The ombudsman, Howard Sapers, says in his annual report that there are no legal limits on the use of solitary confinement in federal prisons. The consequence is stark: "Administrative segregation has become the most commonly used population management tool … in federal correctional facilities," he says.
But solitary was never meant to be used as a blunt instrument to keep inmates in line. Its overuse is causing harm. Inmates in solitary are twice as likely to have self-harmed or attempted suicide. And a third of them have mental-health issues. Numerous bodies, including the UN, consider it cruel to place young offenders or people suffering a mental illness in solitary.
In spite of repeated calls for change, the CSC continues to use it unsparingly, often as a disciplinary measure that circumvents "the more onerous due process requirements of the disciplinary segregation system," Mr. Sapers says.

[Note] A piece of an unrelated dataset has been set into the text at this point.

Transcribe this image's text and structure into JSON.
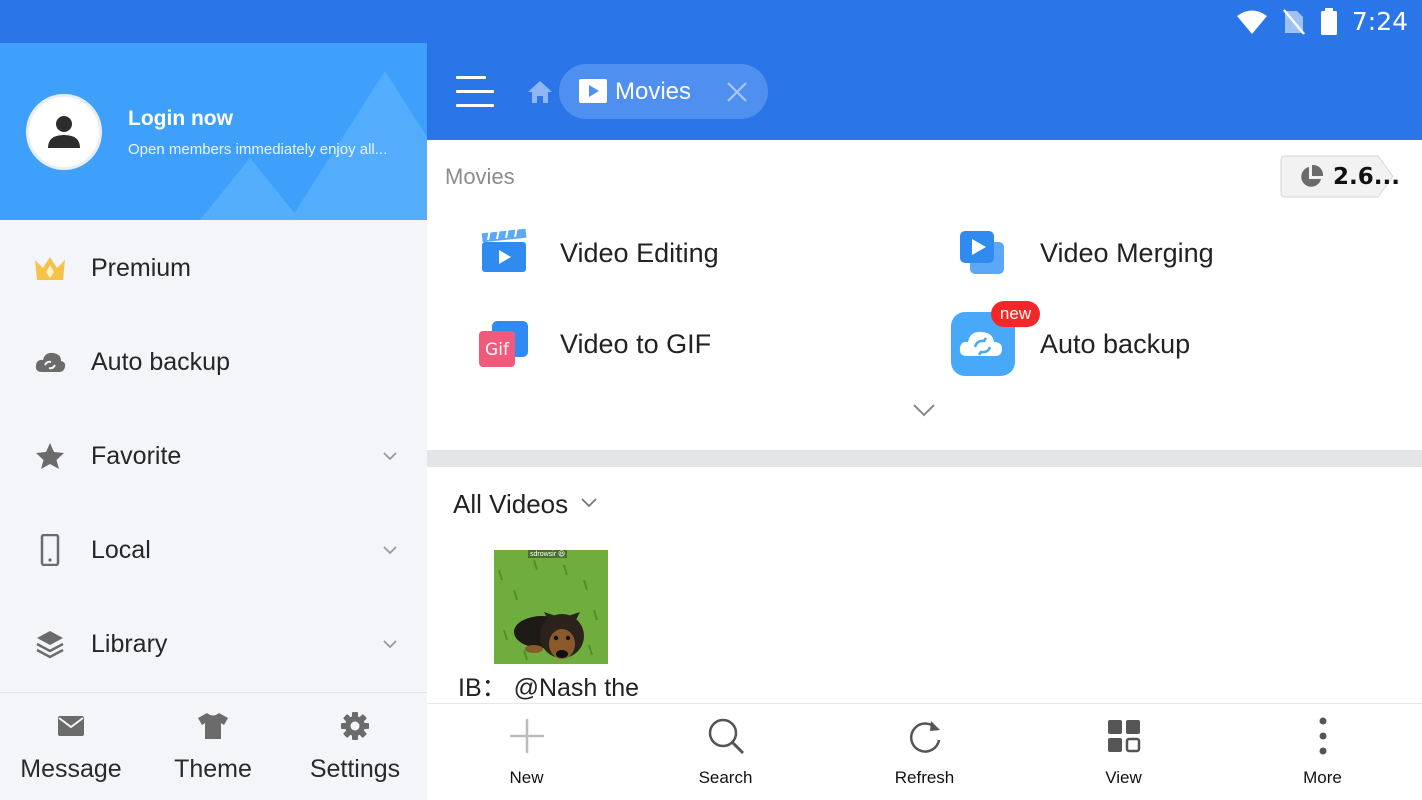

He wants Parliament to legislate an end to using solitary for inmates who are mentally ill or under the age of 21, impose a ceiling of no more than 30 continuous days, and "introduce judicial oversight or independent adjudication for any subsequent stay in segregation beyond the initial 30-day placement."
It's over to Ottawa now. The Liberals have vowed to curtail the use of solitary, and they have a powerful weapon in their arsenal to do so. Isolating a prisoner is sometimes necessary. But solitary confinement should be rare, limited and carefully monitored.